The FTC has revealed the Success By Health defendants, upon learning of the regulator’s investigation, set about plans to conceal and delete evidence.
As retold by the FTC in a November 4th opposition filing;
On May 15, 2019, months before the FTC filed its case, the Individual Defendants learned the FTC was investigating SBH.
The next day, at Jay Noland’s direction, they each downloaded and installed the “Signal” encrypted messaging application on their phones.
Signal only stores messages locally on users’ phones rather than in any central sever or cloud-based storage.
The Individual Defendants subsequently instructed other SBH officers and employees to download and use Signal for SBH business.
From May 2019 through entry of the Court’s TRO in January 2020, the Individual Defendants used Signal to communicate with each other and other SBH officers and employees about “important things”.
As per the January 2020 TRO, Noland and his co-conspirators were ordered to turn over “documents or communication” to the Receiver.
Defendants chose not to comply with these orders, failing to provide any Signal communications to the Receiver.
Instead, in August 2020, right as they were about to have their phones imaged, all four Individuals Defendants uninstalled the Signal app within 12 hours of each other, irreversibly deleting all of their SBH-related Signal communications since May 2019.
The FTC states it is “likely … thousands of messages” were exchanged between the SBH defendants. What did Jay Noland want to hide from the FTC?

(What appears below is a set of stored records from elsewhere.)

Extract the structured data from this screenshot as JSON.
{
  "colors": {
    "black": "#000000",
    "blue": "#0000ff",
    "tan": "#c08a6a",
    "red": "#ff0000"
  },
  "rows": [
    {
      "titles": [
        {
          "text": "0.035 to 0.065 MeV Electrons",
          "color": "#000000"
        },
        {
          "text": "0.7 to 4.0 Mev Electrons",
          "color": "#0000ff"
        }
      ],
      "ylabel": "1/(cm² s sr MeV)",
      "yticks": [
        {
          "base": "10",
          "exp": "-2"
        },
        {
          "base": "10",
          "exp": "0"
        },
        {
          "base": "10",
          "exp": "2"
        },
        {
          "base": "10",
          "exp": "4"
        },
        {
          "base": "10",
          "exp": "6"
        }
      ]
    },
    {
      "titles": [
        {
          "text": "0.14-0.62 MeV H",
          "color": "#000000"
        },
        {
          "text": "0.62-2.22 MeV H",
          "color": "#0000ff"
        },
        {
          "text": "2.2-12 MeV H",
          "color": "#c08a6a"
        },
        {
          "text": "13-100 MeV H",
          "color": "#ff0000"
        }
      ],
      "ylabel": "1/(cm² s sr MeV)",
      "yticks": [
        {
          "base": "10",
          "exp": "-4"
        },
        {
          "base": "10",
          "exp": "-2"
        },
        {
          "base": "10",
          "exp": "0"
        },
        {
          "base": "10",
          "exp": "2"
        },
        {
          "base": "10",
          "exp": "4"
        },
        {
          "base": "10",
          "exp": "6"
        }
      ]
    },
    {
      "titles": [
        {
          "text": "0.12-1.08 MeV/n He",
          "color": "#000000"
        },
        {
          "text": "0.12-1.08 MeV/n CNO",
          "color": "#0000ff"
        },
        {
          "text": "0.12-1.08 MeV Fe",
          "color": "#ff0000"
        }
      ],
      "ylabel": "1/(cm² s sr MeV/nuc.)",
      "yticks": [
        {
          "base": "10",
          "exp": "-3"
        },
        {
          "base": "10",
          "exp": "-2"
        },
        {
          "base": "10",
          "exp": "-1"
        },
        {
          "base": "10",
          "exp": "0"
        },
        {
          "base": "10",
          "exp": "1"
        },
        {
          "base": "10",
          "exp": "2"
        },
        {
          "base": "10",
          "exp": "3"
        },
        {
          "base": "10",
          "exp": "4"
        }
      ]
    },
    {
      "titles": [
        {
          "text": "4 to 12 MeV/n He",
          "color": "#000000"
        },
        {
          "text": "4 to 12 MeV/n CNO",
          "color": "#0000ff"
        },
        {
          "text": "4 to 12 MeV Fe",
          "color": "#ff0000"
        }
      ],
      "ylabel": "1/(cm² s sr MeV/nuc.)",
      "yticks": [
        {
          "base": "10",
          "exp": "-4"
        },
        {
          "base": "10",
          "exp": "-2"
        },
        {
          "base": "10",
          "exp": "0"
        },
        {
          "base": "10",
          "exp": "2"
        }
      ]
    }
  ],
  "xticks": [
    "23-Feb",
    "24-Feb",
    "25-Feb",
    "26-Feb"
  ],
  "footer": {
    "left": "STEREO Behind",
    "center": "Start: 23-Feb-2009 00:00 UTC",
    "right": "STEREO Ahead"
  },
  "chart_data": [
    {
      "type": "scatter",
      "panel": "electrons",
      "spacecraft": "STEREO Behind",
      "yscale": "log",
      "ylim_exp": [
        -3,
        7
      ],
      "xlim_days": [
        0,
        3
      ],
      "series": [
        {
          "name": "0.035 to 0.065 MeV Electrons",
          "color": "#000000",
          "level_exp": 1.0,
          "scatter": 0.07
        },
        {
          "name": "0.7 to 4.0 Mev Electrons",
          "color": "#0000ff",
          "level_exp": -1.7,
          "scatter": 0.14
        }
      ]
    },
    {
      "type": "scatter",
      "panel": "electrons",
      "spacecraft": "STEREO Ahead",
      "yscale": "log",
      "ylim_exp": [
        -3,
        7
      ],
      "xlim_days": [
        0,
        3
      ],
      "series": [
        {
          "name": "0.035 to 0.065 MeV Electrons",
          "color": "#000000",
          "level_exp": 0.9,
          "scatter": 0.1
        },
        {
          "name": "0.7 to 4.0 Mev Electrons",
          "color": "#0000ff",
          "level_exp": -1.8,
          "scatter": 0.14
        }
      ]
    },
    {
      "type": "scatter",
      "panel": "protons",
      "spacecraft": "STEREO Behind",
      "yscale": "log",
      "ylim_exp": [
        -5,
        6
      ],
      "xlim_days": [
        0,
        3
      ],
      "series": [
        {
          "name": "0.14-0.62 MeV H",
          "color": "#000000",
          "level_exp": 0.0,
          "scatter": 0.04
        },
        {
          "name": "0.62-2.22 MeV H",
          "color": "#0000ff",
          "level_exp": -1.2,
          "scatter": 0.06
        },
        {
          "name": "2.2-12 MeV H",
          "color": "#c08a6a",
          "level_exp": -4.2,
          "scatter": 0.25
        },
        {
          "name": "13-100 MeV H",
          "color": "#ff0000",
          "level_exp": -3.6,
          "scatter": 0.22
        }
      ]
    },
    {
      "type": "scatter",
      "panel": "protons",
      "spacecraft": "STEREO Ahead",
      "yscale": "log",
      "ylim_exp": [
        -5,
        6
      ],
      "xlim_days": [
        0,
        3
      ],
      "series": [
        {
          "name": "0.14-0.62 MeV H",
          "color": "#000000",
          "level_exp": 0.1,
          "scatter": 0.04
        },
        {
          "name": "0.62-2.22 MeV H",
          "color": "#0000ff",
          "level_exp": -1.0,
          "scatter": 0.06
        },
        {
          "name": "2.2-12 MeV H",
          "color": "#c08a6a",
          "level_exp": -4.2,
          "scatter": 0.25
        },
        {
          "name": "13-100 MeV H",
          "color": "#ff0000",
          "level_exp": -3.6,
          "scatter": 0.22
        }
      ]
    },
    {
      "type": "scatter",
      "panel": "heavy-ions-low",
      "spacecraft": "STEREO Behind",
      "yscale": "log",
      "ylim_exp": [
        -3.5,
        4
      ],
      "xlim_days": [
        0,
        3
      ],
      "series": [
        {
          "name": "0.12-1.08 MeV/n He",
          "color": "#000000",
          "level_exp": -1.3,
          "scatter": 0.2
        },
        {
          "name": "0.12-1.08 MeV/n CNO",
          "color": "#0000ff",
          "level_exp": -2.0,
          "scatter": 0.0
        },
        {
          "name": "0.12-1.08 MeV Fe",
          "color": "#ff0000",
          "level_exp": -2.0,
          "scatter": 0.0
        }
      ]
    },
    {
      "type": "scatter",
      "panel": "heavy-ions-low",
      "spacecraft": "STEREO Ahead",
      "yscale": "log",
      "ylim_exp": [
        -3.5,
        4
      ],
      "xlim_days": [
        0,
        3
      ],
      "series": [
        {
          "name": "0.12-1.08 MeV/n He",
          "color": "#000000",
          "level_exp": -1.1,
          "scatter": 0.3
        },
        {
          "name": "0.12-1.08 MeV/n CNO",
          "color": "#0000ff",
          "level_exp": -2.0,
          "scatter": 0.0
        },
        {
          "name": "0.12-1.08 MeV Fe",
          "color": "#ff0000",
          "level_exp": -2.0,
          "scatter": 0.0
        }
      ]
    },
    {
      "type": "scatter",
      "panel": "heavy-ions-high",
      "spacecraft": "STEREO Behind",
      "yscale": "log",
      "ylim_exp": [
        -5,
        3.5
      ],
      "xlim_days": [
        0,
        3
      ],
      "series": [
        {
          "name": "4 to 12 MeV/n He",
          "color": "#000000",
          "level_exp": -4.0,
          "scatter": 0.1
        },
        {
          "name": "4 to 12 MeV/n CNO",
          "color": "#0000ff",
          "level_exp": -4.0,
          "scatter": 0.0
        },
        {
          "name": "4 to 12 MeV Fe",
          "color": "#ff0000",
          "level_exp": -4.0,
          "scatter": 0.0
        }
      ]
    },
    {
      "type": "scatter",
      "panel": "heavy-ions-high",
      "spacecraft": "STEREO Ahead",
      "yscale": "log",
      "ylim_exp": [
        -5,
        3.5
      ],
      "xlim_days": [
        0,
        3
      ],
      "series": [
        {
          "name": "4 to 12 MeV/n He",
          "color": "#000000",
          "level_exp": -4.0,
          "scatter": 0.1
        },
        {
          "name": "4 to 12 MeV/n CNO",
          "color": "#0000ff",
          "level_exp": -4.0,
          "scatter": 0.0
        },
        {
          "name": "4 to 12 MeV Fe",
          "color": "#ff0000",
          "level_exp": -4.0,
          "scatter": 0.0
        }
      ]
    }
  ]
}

Perhaps that’s a rhetorical question given the pyramid scheme allegations leveled at SBH.
Particularly damning is that the SBH defendants thought they’d pulled a fast one over the FTC.
Their use of Signal and deletion of evidence was of course not disclosed to the FTC or the court.
The FTC only learned of Signal at all, and the Defendants’ deletion of texts and emails, because of its independent investigation.
Days after the Defendants’ belated, Court-ordered September 30 production, the FTC identified several mentions of Signal, which prompted the Individual Defendants’ admissions to its use.
The FTC’s investigations also revealed deleted emails, again in violation of the court-ordered injunction.
The Individual Defendants admitted to deleting emails only after the FTC independently obtained a copy of a May 29, 2020 email in which Mr. Noland instructed former SBH Director of Sales, Robert Mehler, regarding what SBH Affiliates should say in their declarations for use in these proceedings.
The email is clearly relevant and hits on the parties’ agreed search terms, but Defendants never admitted its existence—or the existence of any post-TRO emails with Affiliates— until confronted by the FTC.
In the wake of the Individual Defendants’ shocking spoliation, they now request a stay.
After admitting their use of Signal, a few weeks later the SBH defendants claimed
they had been using Signal’s “auto-delete” function to delete all communications with 5-30 minutes of receipt, so their removal of the Signal app from their phones actually did not result in any deletions.
Because the Individual Defendants each deleted their Signal app, there is no way to know what happened.
The FTC has stated it intends to address Noland and his co-conspirators actions in a subsequent filing.
the FTC will bring a motion to address this spoliation prior to the end of discovery—and after it has had more time to investigate and understand the prejudice it has suffered.
Until then, a motion on the SBH defendant’s stay motion remains pending.